Guerra-Peixe was born, and died, about 30 years after Heitor Villa-Lobos; his music represents a major shift in the classical music of Brazil. After World War II, serialism came to the country in the person of Hans-Joachim Koellreutter, a pupil of Paul Hindemith. Guerra-Peixe and a number of his colleagues formed the forward-looking Música Viva group under Koellreutter's guidance.
By the 1940s Villa-Lobos, once the firebrand revolutionary who established new music in his home country - he was the only composer represented in the Semana de Arte Moderna in São Paulo in 1922 - now represented the musical establishment. Villa had moved away from modernism towards an idiom heavily inspired by Johann Sebastian Bach, tinged with folkloric content, a merger of African, European and Indigenous folk musics. Villa was firmly opposed to serialism, and never even dabbled in it, unlike modernist colleagues like Igor Stravinsky and Aaron Copland.
There are two works on this disc that represent Guerra-Peixe's serial period: the First Symphony, from 1945-46, and the Nonet, from 1945. The Symphony is a fine example of a serial work, severe and spiky; but still, this is quite accessible music. The Nonet is written for flute, clarinet, bassoon, trumpet, trombone, violin, viola, cello and piano. Guerra-Peixe must have known Villa's Nonetto, written during his peak modernist phase in 1923, but the two works have little in common. That's partly a question of scope: Villa's interpretation of the number "9" was stretched to include a complete mixed choir (for up to 12 separate voices!), a large battery of percussion instruments, and the doubling of the flute with a piccolo, and the alto saxophone with a baritone sax. And the contrast in style is also clear: Guerra-Peixe's work is austere and inward-looking, but Villa's is, in a word sprawling. Villa's Nonetto is a great work, perhaps his greatest; Guerra-Peixe's Nonet is remarkable, a masterpiece, perhaps, but it seems like it was time for the young composer to move on.

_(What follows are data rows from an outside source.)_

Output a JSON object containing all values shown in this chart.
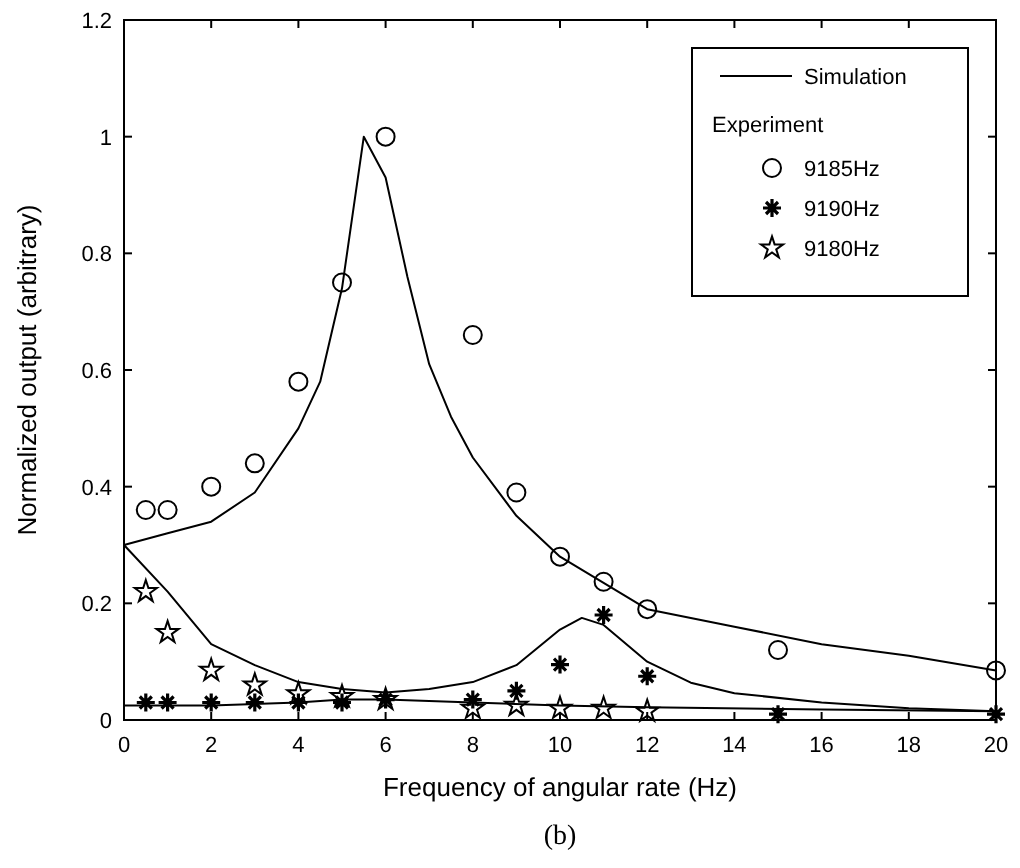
{
  "chart_data": {
    "type": "line",
    "xlabel": "Frequency of angular rate (Hz)",
    "ylabel": "Normalized output   (arbitrary)",
    "annotations": [
      "Experiment",
      "(b)"
    ],
    "xlim": [
      0,
      20
    ],
    "ylim": [
      0,
      1.2
    ],
    "xticks": [
      0,
      2,
      4,
      6,
      8,
      10,
      12,
      14,
      16,
      18,
      20
    ],
    "yticks": [
      0,
      0.2,
      0.4,
      0.6,
      0.8,
      1,
      1.2
    ],
    "grid": false,
    "legend": "top right",
    "series": [
      {
        "name": "Simulation",
        "color": "#000000",
        "marker": "none",
        "line_style": "solid",
        "x": [
          0,
          1,
          2,
          3,
          4,
          4.5,
          5,
          5.5,
          6,
          6.5,
          7,
          7.5,
          8,
          9,
          10,
          12,
          14,
          16,
          18,
          20
        ],
        "values": [
          0.3,
          0.32,
          0.34,
          0.39,
          0.5,
          0.58,
          0.74,
          1.0,
          0.93,
          0.76,
          0.61,
          0.52,
          0.45,
          0.35,
          0.28,
          0.19,
          0.16,
          0.13,
          0.11,
          0.085
        ]
      },
      {
        "color": "#000000",
        "marker": "none",
        "line_style": "solid",
        "x": [
          0,
          1,
          2,
          3,
          4,
          5,
          6,
          7,
          8,
          9,
          10,
          10.5,
          11,
          12,
          13,
          14,
          16,
          18,
          20
        ],
        "values": [
          0.3,
          0.22,
          0.13,
          0.094,
          0.065,
          0.053,
          0.047,
          0.053,
          0.065,
          0.094,
          0.155,
          0.175,
          0.163,
          0.1,
          0.064,
          0.046,
          0.03,
          0.02,
          0.015
        ]
      },
      {
        "color": "#000000",
        "marker": "none",
        "line_style": "solid",
        "x": [
          0,
          2,
          4,
          5,
          6,
          8,
          10,
          12,
          16,
          20
        ],
        "values": [
          0.025,
          0.025,
          0.03,
          0.035,
          0.035,
          0.03,
          0.025,
          0.022,
          0.018,
          0.015
        ]
      },
      {
        "name": "9185Hz",
        "type": "scatter",
        "color": "#000000",
        "marker": "circle",
        "x": [
          0.5,
          1,
          2,
          3,
          4,
          5,
          6,
          8,
          9,
          10,
          11,
          12,
          15,
          20
        ],
        "values": [
          0.36,
          0.36,
          0.4,
          0.44,
          0.58,
          0.75,
          1.0,
          0.66,
          0.39,
          0.28,
          0.237,
          0.19,
          0.12,
          0.085
        ]
      },
      {
        "name": "9190Hz",
        "type": "scatter",
        "color": "#000000",
        "marker": "cross",
        "x": [
          0.5,
          1,
          2,
          3,
          4,
          5,
          6,
          8,
          9,
          10,
          11,
          12,
          15,
          20
        ],
        "values": [
          0.03,
          0.03,
          0.03,
          0.03,
          0.03,
          0.03,
          0.035,
          0.035,
          0.05,
          0.095,
          0.18,
          0.075,
          0.01,
          0.01
        ]
      },
      {
        "name": "9180Hz",
        "type": "scatter",
        "color": "#000000",
        "marker": "star",
        "x": [
          0.5,
          1,
          2,
          3,
          4,
          5,
          6,
          8,
          9,
          10,
          11,
          12
        ],
        "values": [
          0.22,
          0.15,
          0.085,
          0.06,
          0.045,
          0.04,
          0.035,
          0.02,
          0.025,
          0.02,
          0.02,
          0.015
        ]
      }
    ]
  }
}
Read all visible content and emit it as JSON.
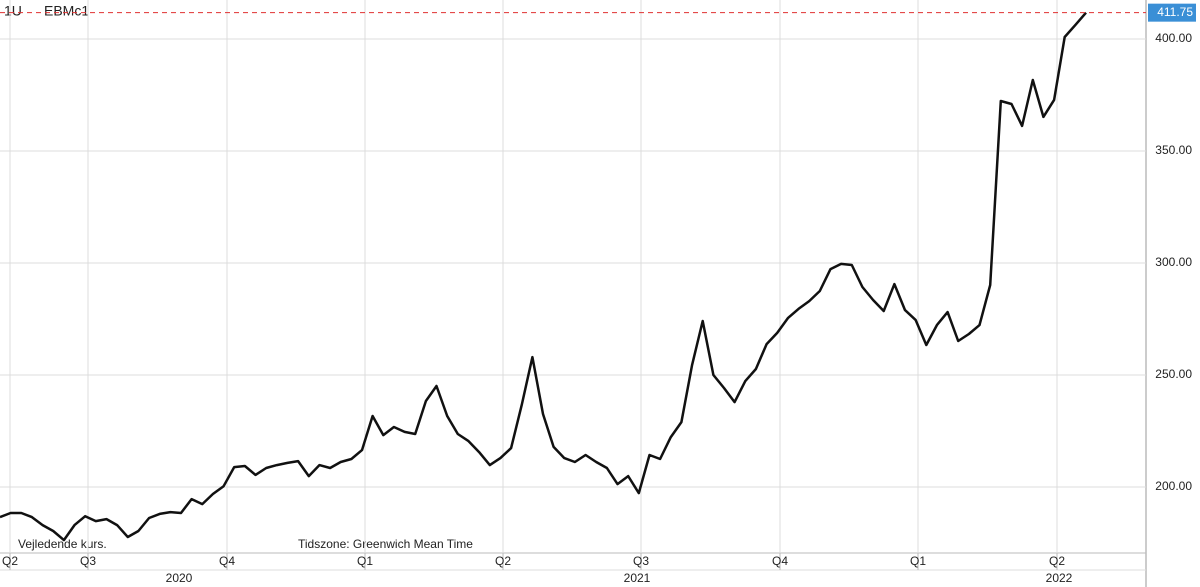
{
  "chart_data": {
    "type": "line",
    "symbol": "1U",
    "instrument": "EBMc1",
    "note": "Vejledende kurs.",
    "timezone": "Tidszone: Greenwich Mean Time",
    "quarters": [
      "Q2",
      "Q3",
      "Q4",
      "Q1",
      "Q2",
      "Q3",
      "Q4",
      "Q1",
      "Q2"
    ],
    "years": [
      "2020",
      "2021",
      "2022"
    ],
    "series": [
      {
        "name": "EBMc1",
        "color": "#111111",
        "values": [
          186.6,
          188.4,
          188.4,
          186.6,
          183,
          180.4,
          176.3,
          183,
          187,
          184.8,
          185.7,
          183,
          177.7,
          180.4,
          186.2,
          188,
          188.8,
          188.4,
          194.6,
          192.4,
          196.9,
          200.4,
          208.9,
          209.4,
          205.4,
          208.5,
          209.8,
          210.8,
          211.6,
          204.9,
          209.8,
          208.5,
          211.2,
          212.5,
          216.5,
          231.7,
          223.2,
          226.8,
          224.6,
          223.7,
          238.4,
          245.1,
          231.7,
          223.7,
          220.5,
          215.6,
          209.8,
          212.9,
          217.4,
          236.6,
          258,
          232.6,
          217.9,
          212.9,
          211.2,
          214.3,
          211.2,
          208.5,
          201.3,
          204.9,
          197.3,
          214.3,
          212.5,
          222.3,
          229,
          254.5,
          274.1,
          250,
          244.2,
          237.9,
          247.3,
          252.7,
          263.8,
          268.8,
          275.4,
          279.5,
          283,
          287.5,
          297.3,
          299.6,
          299.1,
          289.3,
          283.5,
          278.6,
          290.6,
          279,
          274.6,
          263.4,
          272.3,
          278.1,
          265.2,
          268.3,
          272.3,
          290.2,
          372.3,
          371,
          361.2,
          381.7,
          365.2,
          372.8,
          400.9,
          406.3,
          411.75
        ]
      }
    ],
    "last_value": 411.75,
    "reference_color": "#e03030",
    "last_label_color": "#3a8fd6",
    "ylim": [
      171.9,
      417.4
    ],
    "yticks": [
      {
        "value": 200,
        "label": "200.00"
      },
      {
        "value": 250,
        "label": "250.00"
      },
      {
        "value": 300,
        "label": "300.00"
      },
      {
        "value": 350,
        "label": "350.00"
      },
      {
        "value": 400,
        "label": "400.00"
      }
    ],
    "grid": true
  }
}
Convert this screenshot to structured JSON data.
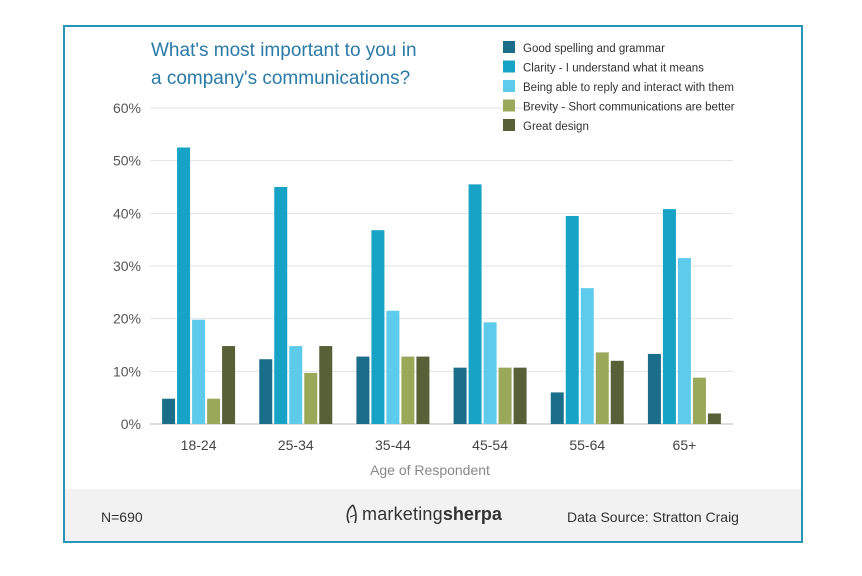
{
  "chart_data": {
    "type": "bar",
    "title_lines": [
      "What's most important to you in",
      "a company's communications?"
    ],
    "xlabel": "Age of Respondent",
    "ylabel": "",
    "ylim": [
      0,
      60
    ],
    "yticks": [
      0,
      10,
      20,
      30,
      40,
      50,
      60
    ],
    "ytick_labels": [
      "0%",
      "10%",
      "20%",
      "30%",
      "40%",
      "50%",
      "60%"
    ],
    "categories": [
      "18-24",
      "25-34",
      "35-44",
      "45-54",
      "55-64",
      "65+"
    ],
    "grid": true,
    "legend_position": "top-right",
    "series": [
      {
        "name": "Good spelling and grammar",
        "color": "#1b6e8a",
        "values": [
          4.8,
          12.3,
          12.8,
          10.7,
          6.0,
          13.3
        ]
      },
      {
        "name": "Clarity - I understand what it means",
        "color": "#17a3c6",
        "values": [
          52.5,
          45.0,
          36.8,
          45.5,
          39.5,
          40.8
        ]
      },
      {
        "name": "Being able to reply and interact with them",
        "color": "#5fcbec",
        "values": [
          19.8,
          14.8,
          21.5,
          19.3,
          25.8,
          31.5
        ]
      },
      {
        "name": "Brevity - Short communications are better",
        "color": "#9aa85a",
        "values": [
          4.8,
          9.7,
          12.8,
          10.7,
          13.6,
          8.8
        ]
      },
      {
        "name": "Great design",
        "color": "#586037",
        "values": [
          14.8,
          14.8,
          12.8,
          10.7,
          12.0,
          2.0
        ]
      }
    ]
  },
  "footer": {
    "n_label": "N=690",
    "brand_part1": "marketing",
    "brand_part2": "sherpa",
    "source": "Data Source: Stratton Craig"
  }
}
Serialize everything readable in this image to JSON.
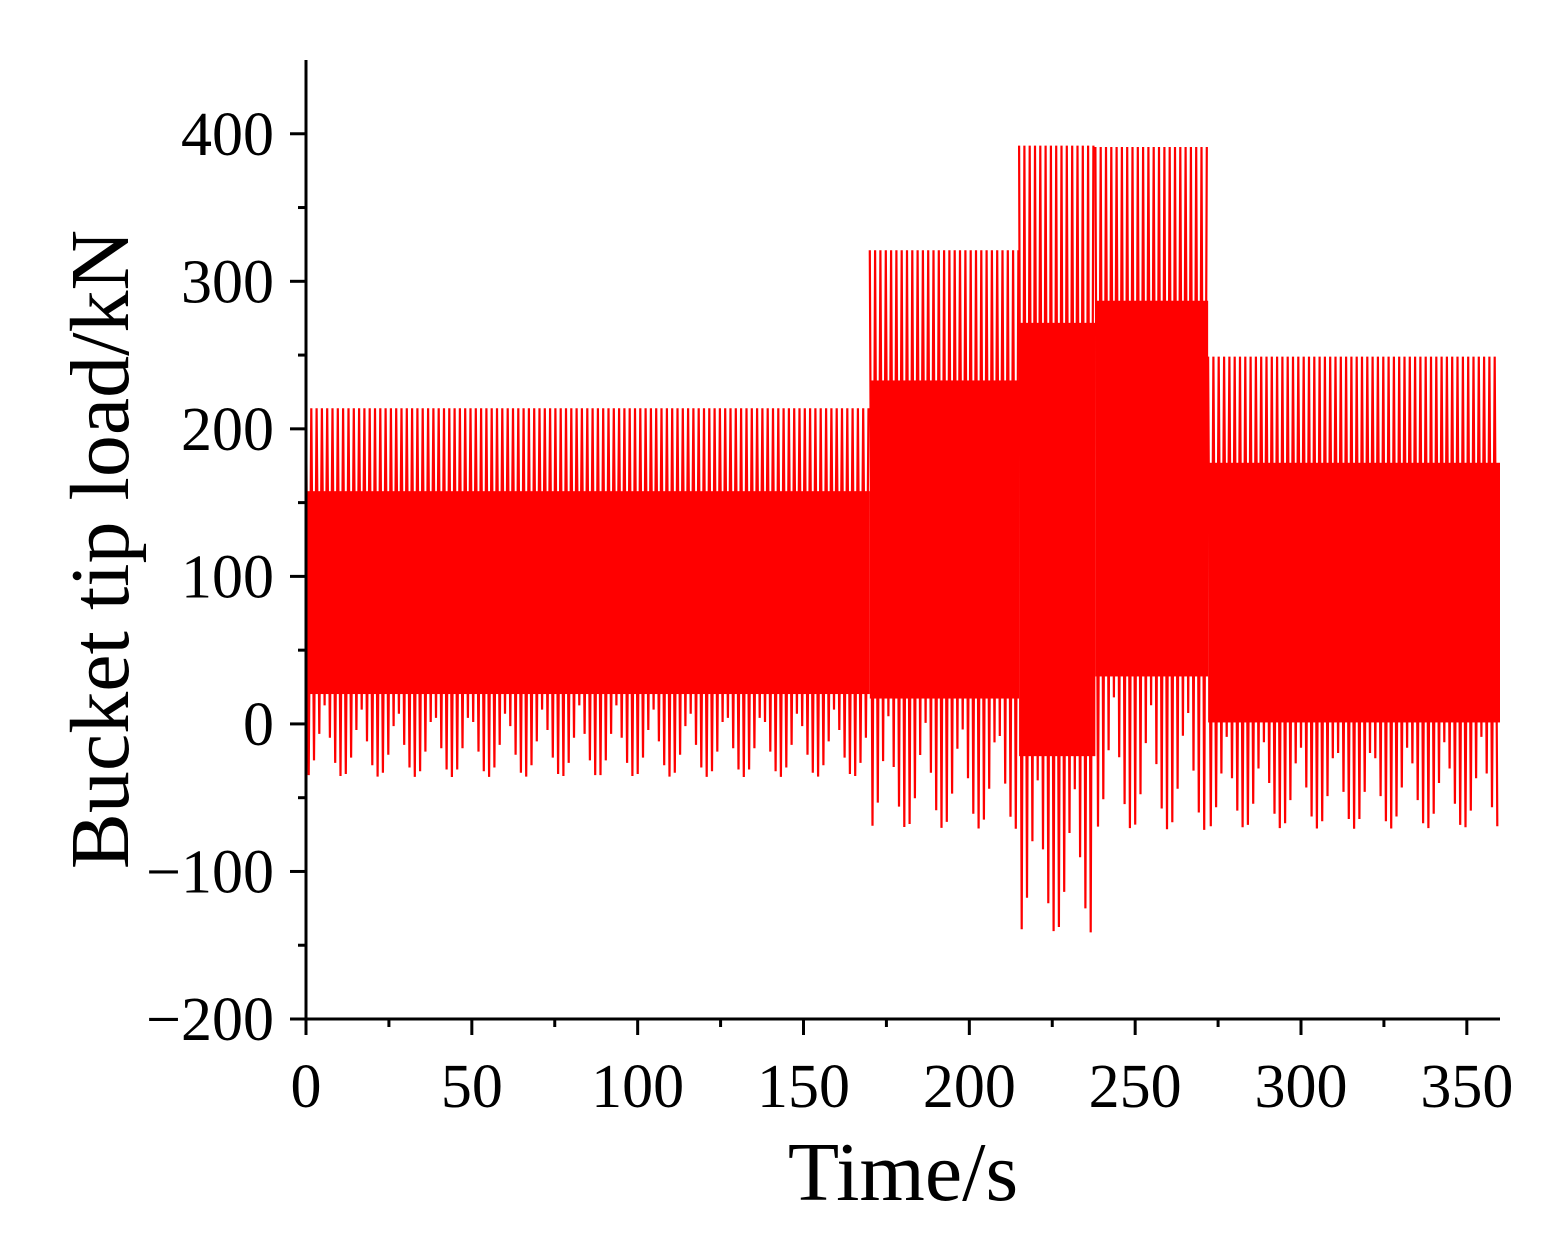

Considering the controversy of Música Viva's reaction against Villa-Lobos in the 40s and 50s, it's a surprise that in the late 50s Guerra-Peixe should have made the same move that Villa made in the late 1930s, from modernism (Villa) or serialism (Guerra-Peixe) to nationalism through popular and folkloric music. It's perhaps no coincidence that Villa-Lobos died in 1959, and Guerra-Peixe's new tonal style came to fruition in his Symphony no. 2, "Brasilia".
The Brasilia Symphony is an out-and-out romantic work, fiercely nationalistic, and quite beautiful. The choral passages are stirring. With its modern new capital, Brazil was moving ahead, and it had a new generation of musicians leading the way: Santoro, Guarnieri, Mendes, Guerra-Peixe, as well as another Koellreuter pupil: Tom Jobim.
The wonderful cover art is Sol nascente, by Pablo Borges.
This album will be released on May 15, 2025.